CHEAP THRILLS Times Square is one of the films in the Harvard Film Archive series capturing the punk sound, scene, and DIY aesthetic. |
"We are going to do everything ourselves, because we know better than them what we want," explains teenage grrrl-punk Nicky Marotta to a politician's shy daughter, Pamela Pearl, in the seminal 1980 punk film Times Square. The two are on a subway to gritty pre-Giuliani Midtown Manhattan after meeting in a psychiatric clinic, breaking out, and running away together, eventually starting punk band the Sleez Sisters.
In one line, the rebellious lead summarizes not only the duo's anti-establishment goals, but the ethos driving '70s punk culture entirely: the fuck-it-all music, sliced-and-pinned clothes, self-published literature, and — as the Harvard Film Archive's upcoming "American Punk" series shows — DIY, homemade cinema.
Launching September 2, the series incorporates a range of budgets, genres, and iconoclastic voices, encompassing everything from Hollywood features (like Times Square and punk-rock zombie flick Return of the Living Dead) to rarer films from the '70s and '80s NYC and Los Angeles punk undergrounds — films that broke new ground for the super-punk concept of filming econo. It culminates on September 26 with a series of nine shorts in 85 minutes, "Radical Light: Alternative Film and Video in the San Francisco Bay Area," a portion of a larger program curated by the Pacific Film Archives. Other sections of “Radical Light” screen on September 24 and 28 at ArtsEmerson and MassArt, respectively.

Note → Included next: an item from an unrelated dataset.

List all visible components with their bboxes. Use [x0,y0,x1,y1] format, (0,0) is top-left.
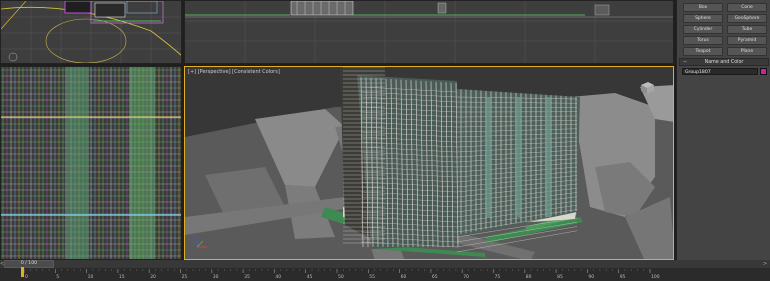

The past year has seen a resurgence of interest in such anarchic pictures, with the April release of Blank City, documenting the 1970s No Wave scene in New York, and the October 2010 publication of the genre's first guidebook, Destroy All Movies!!! The Complete Guide to Punks on Film. HFA Programmer David Pendleton, who co-curated the series with conservator Liz Coffey, says that although punk films have always been influential, this series comes with a particular sense of urgency. "Looking back to the late '70s makes a certain amount of sense," Pendleton says, "given the economic difficulties of that time and how it fueled unrest and artistic innovation."
A broader picture of early coastal punk scenes is painted by documentaries. The New York–set The Blank Generation is a 1976 home-movie doc made by speed-induced Amos Poe and musician Ivan Kral, featuring live CBGB footage of Patti Smith, the Ramones, Television, and Talking Heads. The West Coast is covered by Penelope Spheeris's The Decline of Western Civilization, with footage of Black Flag, Circle Jerks, and the Germs, plus interviews exposing the most underground of '80s Hollywood's scuzzy clubs and apartments.

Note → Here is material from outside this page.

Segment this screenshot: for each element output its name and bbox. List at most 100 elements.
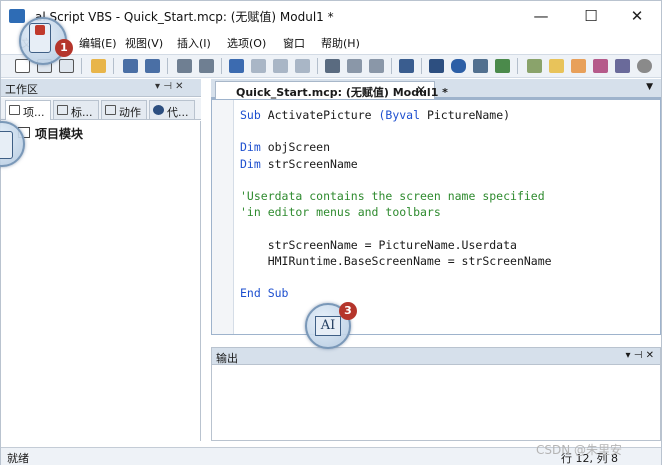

Fictional-narrative films are aggressively anti-conventional; highlights include No Skin Off My Ass (1991), Desperate Teenage Lovedolls (1984), and Suburbia — Spheeris's 1983 take on the scene documented in Decline. The black-and-white 16mm Skin, directed by Bruce LaBruce, follows the budding relationship and sexual encounters of two queer punks who meet in a park; it "responds to machismo within punk and complacency within gay male culture," explains Pendleton.